RATING: | 80% |
FORMAT: | Cinema |
Still Spitting on Dreams
Interesting movie whose reach exceeds its grasp. Yet the reach is formidable.
Hopefully, intellectually- and emotionally-challenging films will become a new Hollywood norm since here we have an expensive cinematic spectacle that goes some way to achieving just that.
The perfunctory gunfights are weakly-staged and reveal a filmmaker (Christopher Nolan) uninterested in such sights. Instead, he revels - somewhat self-indulgently - in a complex plot that envisions the common plight of those attempting to escape the strictures of reality - through their dreams being made more real than their waking lives.
Yet the film's dream sequences are at once hyper-realistic while - like a (Salvador Dali painting - spit on the very dreams depicted. Painting dreams as if they were real nullifies the dream state; making it hard to distinguish between it and reality. The film itself falls into this trap by never clarifying whether the characters are awake or asleep; making it hard to understand why the characters would take such risks with their sanity. The SFX thus fail to impress in their monumentalism (ie, a paradoxical lack of creative imagination used to represent the imagination) because they look nothing like real dreams and do not serve the same purpose - an analysis of reality in symbolic terms.
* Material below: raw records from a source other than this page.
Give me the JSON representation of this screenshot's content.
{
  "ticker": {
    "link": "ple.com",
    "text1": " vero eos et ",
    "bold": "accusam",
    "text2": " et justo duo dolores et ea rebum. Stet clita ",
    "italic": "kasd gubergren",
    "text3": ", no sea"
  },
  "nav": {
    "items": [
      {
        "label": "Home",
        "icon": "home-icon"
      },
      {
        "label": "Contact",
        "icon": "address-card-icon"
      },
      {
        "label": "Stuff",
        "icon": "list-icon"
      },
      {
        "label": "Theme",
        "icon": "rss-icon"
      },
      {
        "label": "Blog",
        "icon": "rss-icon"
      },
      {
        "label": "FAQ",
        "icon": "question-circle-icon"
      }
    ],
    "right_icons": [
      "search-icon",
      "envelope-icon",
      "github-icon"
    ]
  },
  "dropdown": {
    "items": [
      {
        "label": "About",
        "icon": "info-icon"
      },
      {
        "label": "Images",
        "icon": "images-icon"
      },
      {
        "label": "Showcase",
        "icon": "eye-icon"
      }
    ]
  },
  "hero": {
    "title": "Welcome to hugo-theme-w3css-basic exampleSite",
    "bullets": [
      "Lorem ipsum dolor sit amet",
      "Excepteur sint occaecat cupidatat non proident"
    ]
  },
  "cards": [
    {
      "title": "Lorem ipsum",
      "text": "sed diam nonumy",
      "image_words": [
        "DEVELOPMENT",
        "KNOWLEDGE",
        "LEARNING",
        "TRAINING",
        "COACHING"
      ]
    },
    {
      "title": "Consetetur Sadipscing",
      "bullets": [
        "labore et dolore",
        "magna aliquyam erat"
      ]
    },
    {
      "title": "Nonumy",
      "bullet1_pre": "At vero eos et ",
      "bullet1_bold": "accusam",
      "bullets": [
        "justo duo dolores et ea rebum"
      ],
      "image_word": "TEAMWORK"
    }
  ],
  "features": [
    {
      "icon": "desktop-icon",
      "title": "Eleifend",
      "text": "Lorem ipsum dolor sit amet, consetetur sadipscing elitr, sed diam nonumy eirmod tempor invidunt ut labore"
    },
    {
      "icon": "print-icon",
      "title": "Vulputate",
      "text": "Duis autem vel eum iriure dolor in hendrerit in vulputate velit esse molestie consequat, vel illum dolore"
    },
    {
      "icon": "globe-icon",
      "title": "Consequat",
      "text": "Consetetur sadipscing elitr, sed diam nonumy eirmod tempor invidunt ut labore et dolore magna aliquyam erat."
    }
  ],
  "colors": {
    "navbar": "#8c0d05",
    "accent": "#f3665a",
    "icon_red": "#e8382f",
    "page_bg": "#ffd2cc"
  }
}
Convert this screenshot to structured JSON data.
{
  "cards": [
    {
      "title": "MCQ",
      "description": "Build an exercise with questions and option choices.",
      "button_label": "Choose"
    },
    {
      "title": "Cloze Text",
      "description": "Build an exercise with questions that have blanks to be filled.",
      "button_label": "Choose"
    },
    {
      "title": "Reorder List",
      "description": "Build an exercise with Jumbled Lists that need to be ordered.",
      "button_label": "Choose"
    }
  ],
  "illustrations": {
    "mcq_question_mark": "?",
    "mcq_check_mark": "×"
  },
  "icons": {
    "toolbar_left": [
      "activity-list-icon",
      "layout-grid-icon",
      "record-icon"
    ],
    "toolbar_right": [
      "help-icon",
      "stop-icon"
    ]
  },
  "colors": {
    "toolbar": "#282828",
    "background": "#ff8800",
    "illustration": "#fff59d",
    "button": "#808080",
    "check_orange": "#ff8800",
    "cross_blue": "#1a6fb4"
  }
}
The overly-large cast creates too many characters for an audience to follow; explaining the film's over-length. In particular, Ariadne does not fulfill the role suggested by her name and so distracts from the more impressive Marion COTILLARD. Ariadne's expository function is played by a mediocrity while COTILLARD actually understands her role and acts accordingly; while the star (the ever-feeble Leonardo DICAPRIO) is lost in a love story that is quite beyond his acting abilities. Clearly, bankable stars are still needed to front expensive films despite their being quite wrong for their parts.